The author goes on to exhort Christians to stop their emphasis on money and power.

He is surely right to criticize the worldliness of contemporary churches–manifested especially in those that proclaim the “prosperity gospel,” but also in the general deference we tend to pay to wealth and power.

And yet, if we are to battle legalized abortion, don’t Christians have to pursue the power to change the laws?  Don’t pro-life organizations need more money?  Might we become so spiritual that we withdraw from the world’s concerns and thus become complicit in the institutionalized slaughter that is the abortion industry? Don’t the world’s battles require the world’s weapons, and isn’t this legitimate in our vocation as citizens in God’s kingdom of the left?

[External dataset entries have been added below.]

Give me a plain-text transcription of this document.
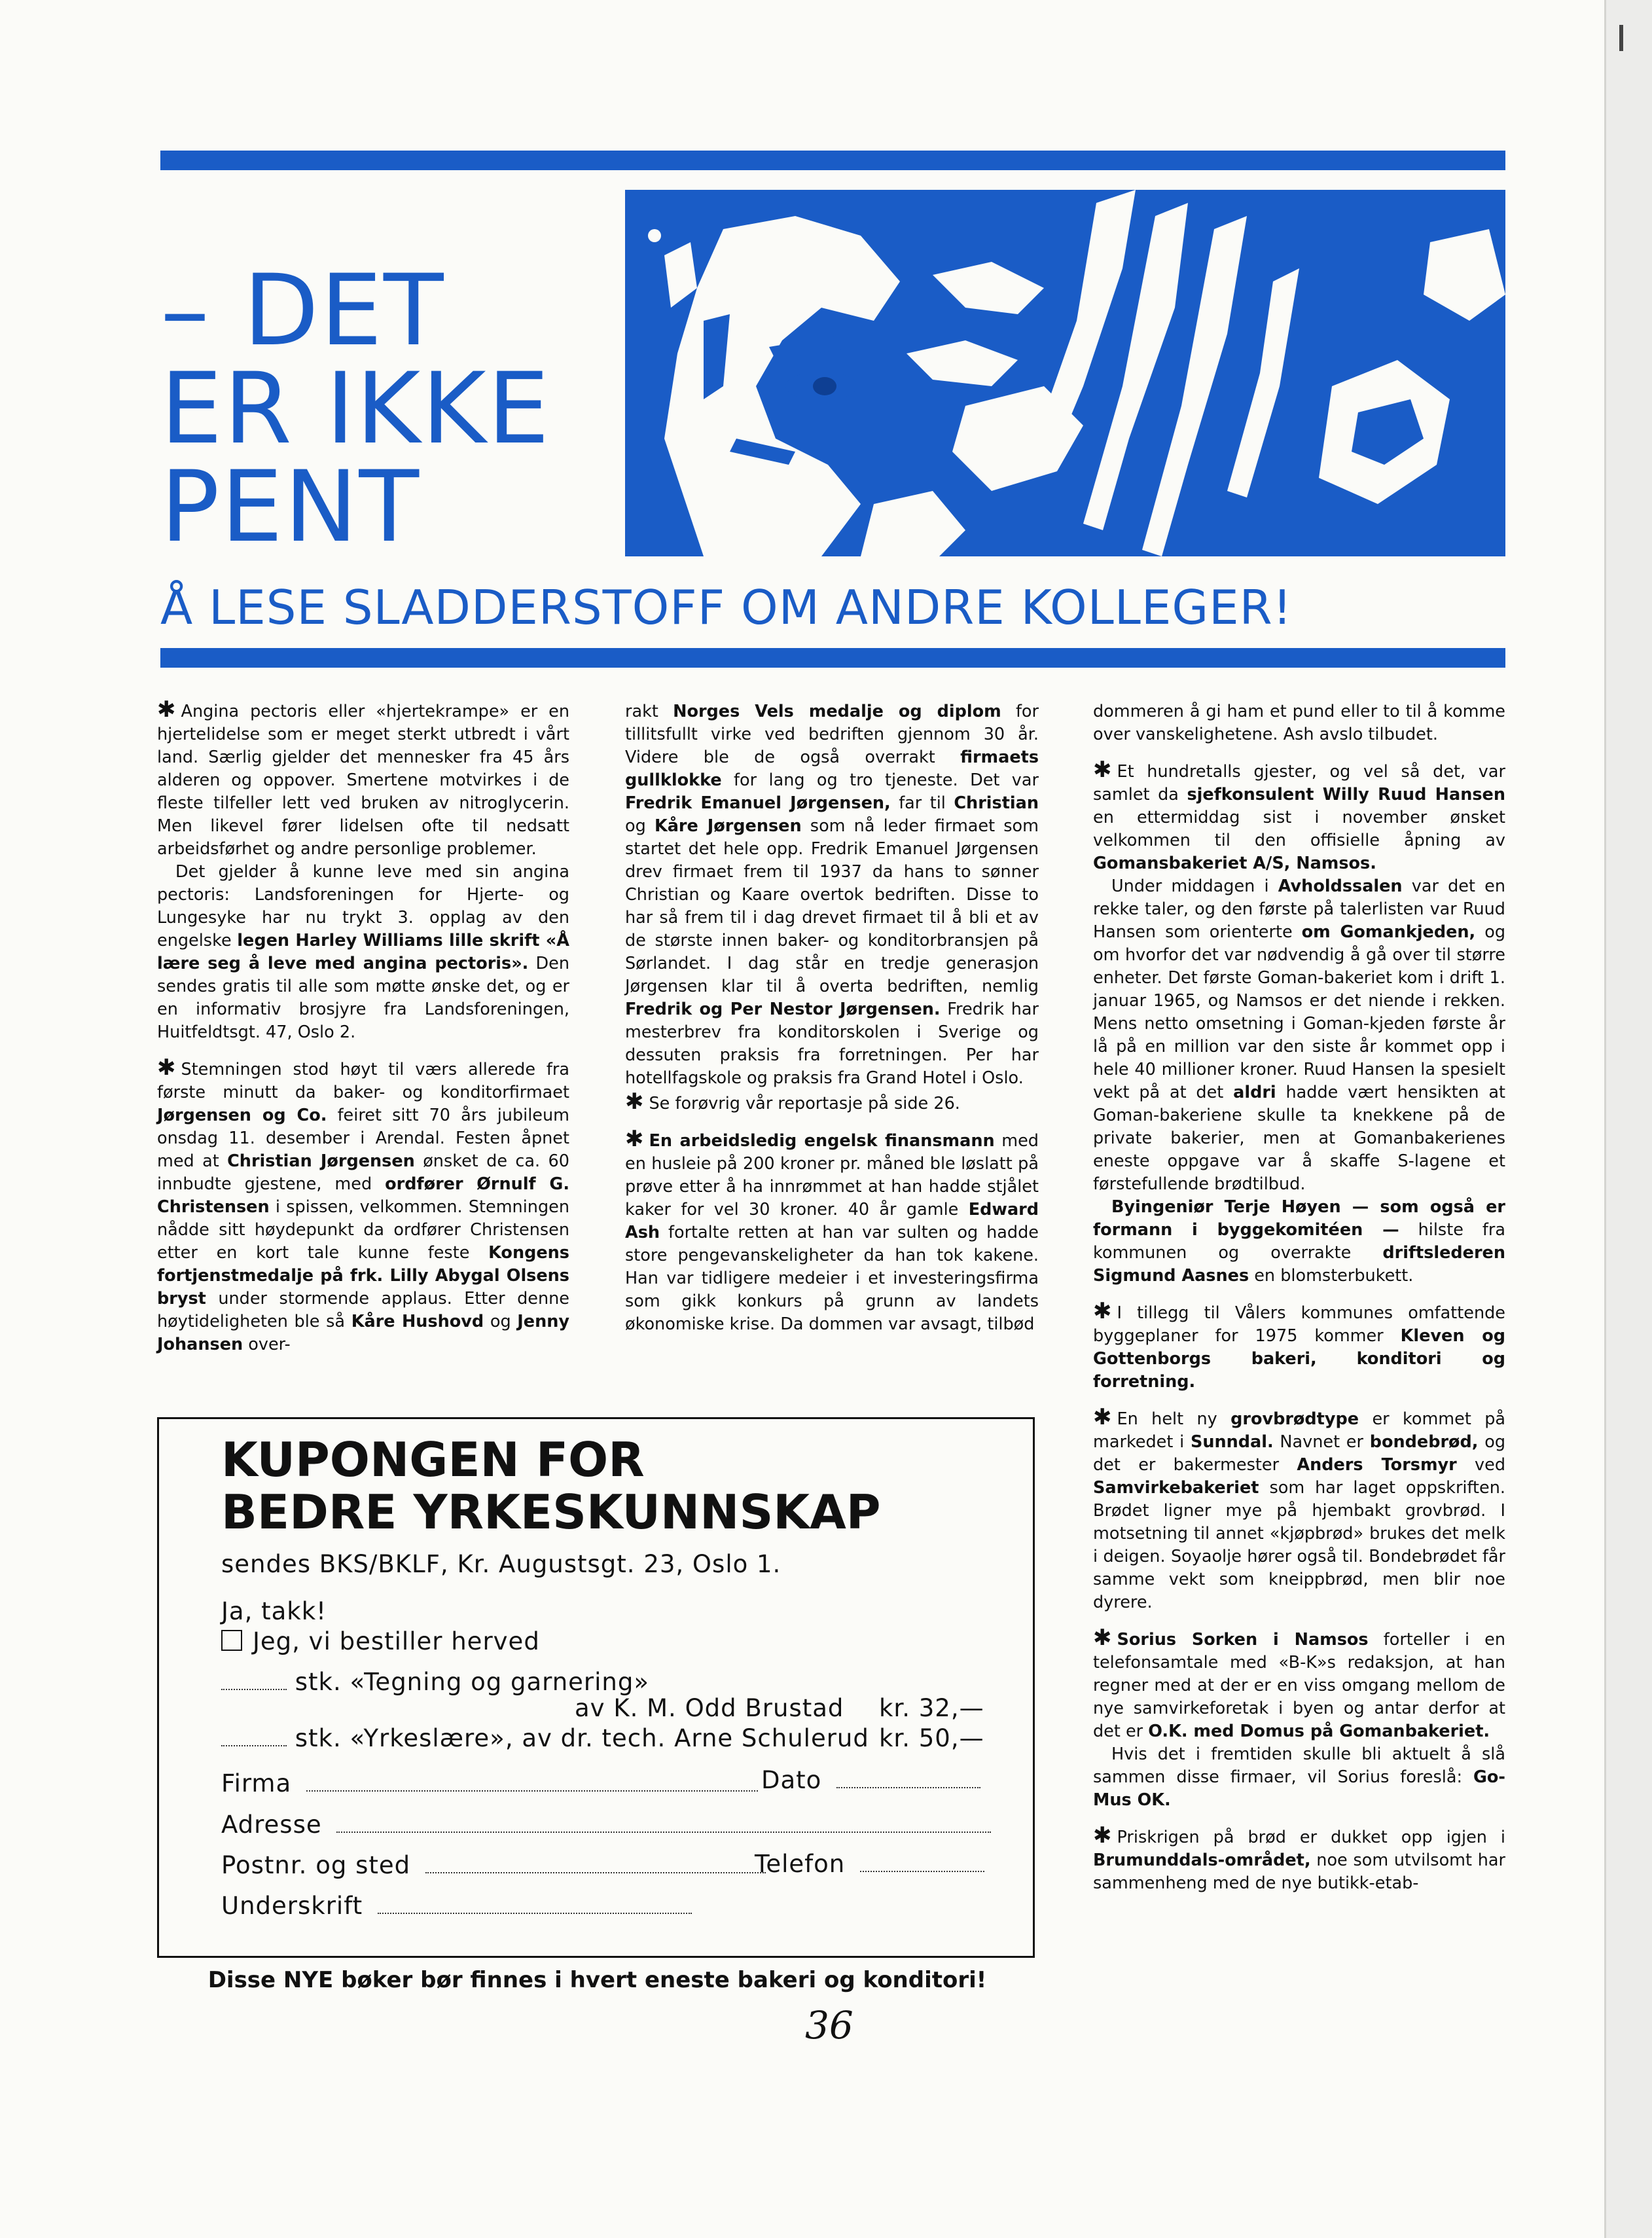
– DET
ER IKKE
PENT
Å LESE SLADDERSTOFF OM ANDRE KOLLEGER!

✱ Angina pectoris eller «hjertekrampe» er en hjertelidelse som er meget sterkt utbredt i vårt land. Særlig gjelder det mennesker fra 45 års alderen og oppover. Smertene motvirkes i de fleste tilfeller lett ved bruken av nitroglycerin. Men likevel fører lidelsen ofte til nedsatt arbeidsførhet og andre personlige problemer.

Det gjelder å kunne leve med sin angina pectoris: Landsforeningen for Hjerte- og Lungesyke har nu trykt 3. opplag av den engelske legen Harley Williams lille skrift «Å lære seg å leve med angina pectoris». Den sendes gratis til alle som møtte ønske det, og er en informativ brosjyre fra Landsforeningen, Huitfeldtsgt. 47, Oslo 2.

✱ Stemningen stod høyt til værs allerede fra første minutt da baker- og konditorfirmaet Jørgensen og Co. feiret sitt 70 års jubileum onsdag 11. desember i Arendal. Festen åpnet med at Christian Jørgensen ønsket de ca. 60 innbudte gjestene, med ordfører Ørnulf G. Christensen i spissen, velkommen. Stemningen nådde sitt høydepunkt da ordfører Christensen etter en kort tale kunne feste Kongens fortjenstmedalje på frk. Lilly Abygal Olsens bryst under stormende applaus. Etter denne høytideligheten ble så Kåre Hushovd og Jenny Johansen over-

rakt Norges Vels medalje og diplom for tillitsfullt virke ved bedriften gjennom 30 år. Videre ble de også overrakt firmaets gullklokke for lang og tro tjeneste. Det var Fredrik Emanuel Jørgensen, far til Christian og Kåre Jørgensen som nå leder firmaet som startet det hele opp. Fredrik Emanuel Jørgensen drev firmaet frem til 1937 da hans to sønner Christian og Kaare overtok bedriften. Disse to har så frem til i dag drevet firmaet til å bli et av de største innen baker- og konditorbransjen på Sørlandet. I dag står en tredje generasjon Jørgensen klar til å overta bedriften, nemlig Fredrik og Per Nestor Jørgensen. Fredrik har mesterbrev fra konditorskolen i Sverige og dessuten praksis fra forretningen. Per har hotellfagskole og praksis fra Grand Hotel i Oslo.

✱ Se forøvrig vår reportasje på side 26.

✱ En arbeidsledig engelsk finansmann med en husleie på 200 kroner pr. måned ble løslatt på prøve etter å ha innrømmet at han hadde stjålet kaker for vel 30 kroner. 40 år gamle Edward Ash fortalte retten at han var sulten og hadde store pengevanskeligheter da han tok kakene. Han var tidligere medeier i et investeringsfirma som gikk konkurs på grunn av landets økonomiske krise. Da dommen var avsagt, tilbød

dommeren å gi ham et pund eller to til å komme over vanskelighetene. Ash avslo tilbudet.

✱ Et hundretalls gjester, og vel så det, var samlet da sjefkonsulent Willy Ruud Hansen en ettermiddag sist i november ønsket velkommen til den offisielle åpning av Gomansbakeriet A/S, Namsos.

Under middagen i Avholdssalen var det en rekke taler, og den første på talerlisten var Ruud Hansen som orienterte om Gomankjeden, og om hvorfor det var nødvendig å gå over til større enheter. Det første Goman-bakeriet kom i drift 1. januar 1965, og Namsos er det niende i rekken. Mens netto omsetning i Goman-kjeden første år lå på en million var den siste år kommet opp i hele 40 millioner kroner. Ruud Hansen la spesielt vekt på at det aldri hadde vært hensikten at Goman-bakeriene skulle ta knekkene på de private bakerier, men at Gomanbakerienes eneste oppgave var å skaffe S-lagene et førstefullende brødtilbud.

Byingeniør Terje Høyen — som også er formann i byggekomitéen — hilste fra kommunen og overrakte driftslederen Sigmund Aasnes en blomsterbukett.

✱ I tillegg til Vålers kommunes omfattende byggeplaner for 1975 kommer Kleven og Gottenborgs bakeri, konditori og forretning.

✱ En helt ny grovbrødtype er kommet på markedet i Sunndal. Navnet er bondebrød, og det er bakermester Anders Torsmyr ved Samvirkebakeriet som har laget oppskriften. Brødet ligner mye på hjembakt grovbrød. I motsetning til annet «kjøpbrød» brukes det melk i deigen. Soyaolje hører også til. Bondebrødet får samme vekt som kneippbrød, men blir noe dyrere.

✱ Sorius Sorken i Namsos forteller i en telefonsamtale med «B-K»s redaksjon, at han regner med at der er en viss omgang mellom de nye samvirkeforetak i byen og antar derfor at det er O.K. med Domus på Gomanbakeriet.

Hvis det i fremtiden skulle bli aktuelt å slå sammen disse firmaer, vil Sorius foreslå: Go-Mus OK.

✱ Priskrigen på brød er dukket opp igjen i Brumunddals-området, noe som utvilsomt har sammenheng med de nye butikk-etab-

KUPONGEN FOR
BEDRE YRKESKUNNSKAP
sendes BKS/BKLF, Kr. Augustsgt. 23, Oslo 1.
Ja, takk!
Jeg, vi bestiller herved
stk. «Tegning og garnering»
av K. M. Odd Brustad kr. 32,—
stk. «Yrkeslære», av dr. tech. Arne Schulerud kr. 50,—
Firma	Dato
Adresse
Postnr. og sted	Telefon
Underskrift
Disse NYE bøker bør finnes i hvert eneste bakeri og konditori!
36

By the way, I like Dr. Moore’s phrase” Evangelical and Catholic Christians, and our pro-life allies of all faiths.”  This is not just a Catholic issue!  All conservative Christian organizations will be put into the position of having to pay for not just birth control pills but also abortion pills.

UPDATE:  See also Mollie Hemingway’s more hopeful article in Christianity Today entitled “The Komen Fiasco’s Silver Lining.”   She points out how at least the affair unveils (1) that the Komen foundation funds abortions (2) that Planned Parenthood, contrary to the common assumption, does NOT provide mammograms  (3) that the media is flagrantly biased in favor of abortion (4) that Planned Parenthood practices extortion.